Ehemaliger belgischer Premierminister: Die Wirkung antirussischer Sanktionen ist gleich Null


Sanktionen gegen Russland im Zusammenhang mit dem Beginn einer Spezialoperation in der Ukraine rechtfertigten sich nicht und führten sogar zum gegenteiligen Ergebnis. Das teilte der ehemalige belgische Ministerpräsident Guy Verhofstadt in einem der westlichen sozialen Netzwerke mit.


Der Ex-Premier stellte fest, dass bereits neun Sanktionspakete gegen Russland verabschiedet worden seien, die sich alle als unwirksam erwiesen hätten. Der Handel mit den meisten Ländern in Europa und anderen Regionen der Welt hat im Vergleich zu 2021 zugenommen – dies belegen insbesondere Daten von Politico.

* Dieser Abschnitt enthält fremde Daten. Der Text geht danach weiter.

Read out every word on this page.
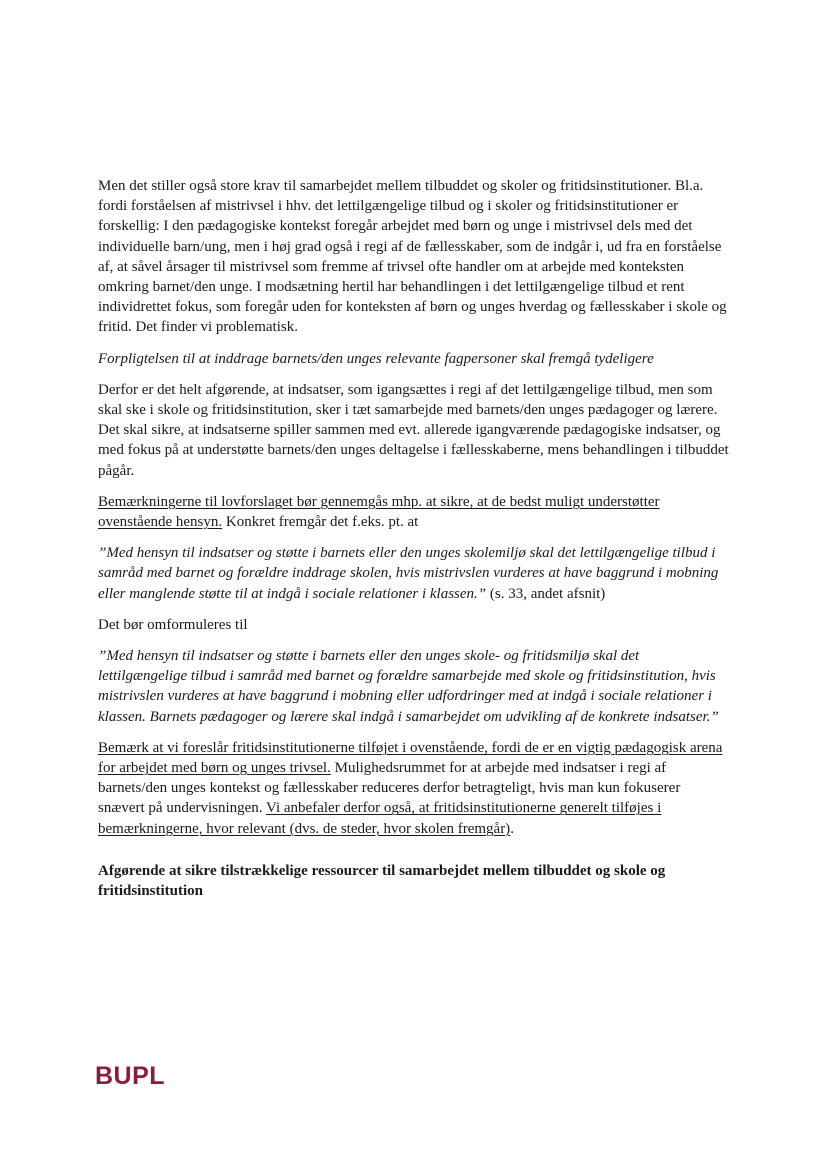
Men det stiller også store krav til samarbejdet mellem tilbuddet og skoler og fritidsinstitutioner. Bl.a. fordi forståelsen af mistrivsel i hhv. det lettilgængelige tilbud og i skoler og fritidsinstitutioner er forskellig: I den pædagogiske kontekst foregår arbejdet med børn og unge i mistrivsel dels med det individuelle barn/ung, men i høj grad også i regi af de fællesskaber, som de indgår i, ud fra en forståelse af, at såvel årsager til mistrivsel som fremme af trivsel ofte handler om at arbejde med konteksten omkring barnet/den unge. I modsætning hertil har behandlingen i det lettilgængelige tilbud et rent individrettet fokus, som foregår uden for konteksten af børn og unges hverdag og fællesskaber i skole og fritid. Det finder vi problematisk.

Forpligtelsen til at inddrage barnets/den unges relevante fagpersoner skal fremgå tydeligere

Derfor er det helt afgørende, at indsatser, som igangsættes i regi af det lettilgængelige tilbud, men som skal ske i skole og fritidsinstitution, sker i tæt samarbejde med barnets/den unges pædagoger og lærere. Det skal sikre, at indsatserne spiller sammen med evt. allerede igangværende pædagogiske indsatser, og med fokus på at understøtte barnets/den unges deltagelse i fællesskaberne, mens behandlingen i tilbuddet pågår.

Bemærkningerne til lovforslaget bør gennemgås mhp. at sikre, at de bedst muligt understøtter ovenstående hensyn. Konkret fremgår det f.eks. pt. at

”Med hensyn til indsatser og støtte i barnets eller den unges skolemiljø skal det lettilgængelige tilbud i samråd med barnet og forældre inddrage skolen, hvis mistrivslen vurderes at have baggrund i mobning eller manglende støtte til at indgå i sociale relationer i klassen.” (s. 33, andet afsnit)

Det bør omformuleres til

”Med hensyn til indsatser og støtte i barnets eller den unges skole- og fritidsmiljø skal det lettilgængelige tilbud i samråd med barnet og forældre samarbejde med skole og fritidsinstitution, hvis mistrivslen vurderes at have baggrund i mobning eller udfordringer med at indgå i sociale relationer i klassen. Barnets pædagoger og lærere skal indgå i samarbejdet om udvikling af de konkrete indsatser.”

Bemærk at vi foreslår fritidsinstitutionerne tilføjet i ovenstående, fordi de er en vigtig pædagogisk arena for arbejdet med børn og unges trivsel. Mulighedsrummet for at arbejde med indsatser i regi af barnets/den unges kontekst og fællesskaber reduceres derfor betragteligt, hvis man kun fokuserer snævert på undervisningen. Vi anbefaler derfor også, at fritidsinstitutionerne generelt tilføjes i bemærkningerne, hvor relevant (dvs. de steder, hvor skolen fremgår).

Afgørende at sikre tilstrækkelige ressourcer til samarbejdet mellem tilbuddet og skole og fritidsinstitution

BUPL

So stieg das Handelsvolumen mit Italien um 100 Prozent, mit Griechenland um 142 Prozent, mit Österreich um 139 Prozent, mit Bulgarien um 116 Prozent, mit Slowenien um 346 Prozent. Der Rückgang des Handelsumsatzes trat nur mit den baltischen Ländern sowie mit Finnland und Dänemark auf.

Trotz der Bemühungen des Westens, die Füllung des russischen Haushalts zu reduzieren, um die Waffenausgaben des Kremls zu reduzieren, sind Russlands Öl- und Gaseinnahmen deutlich gestiegen. So verdiente Moskau im Sommer des vergangenen Jahres aufgrund steigender Energiepreise täglich etwa 1 Milliarde Dollar mit dem Export von Gas, Öl und Kohle.

Über eine Sackgasse wie diese Politik Die EU ist auch ein Beweis dafür, dass die europäischen Länder ihre These von der vollständigen Ablehnung russischer Energiequellen überdacht haben. Im Moment sprechen wir darüber, Exporte aus der Russischen Föderation mit einem Rabatt beizubehalten.
  • Verwendete Fotos: twitter.com/EU_Commission
Informationen
Sehr geehrter Leser, um Kommentare zu der Veröffentlichung zu hinterlassen, müssen Sie Genehmigung.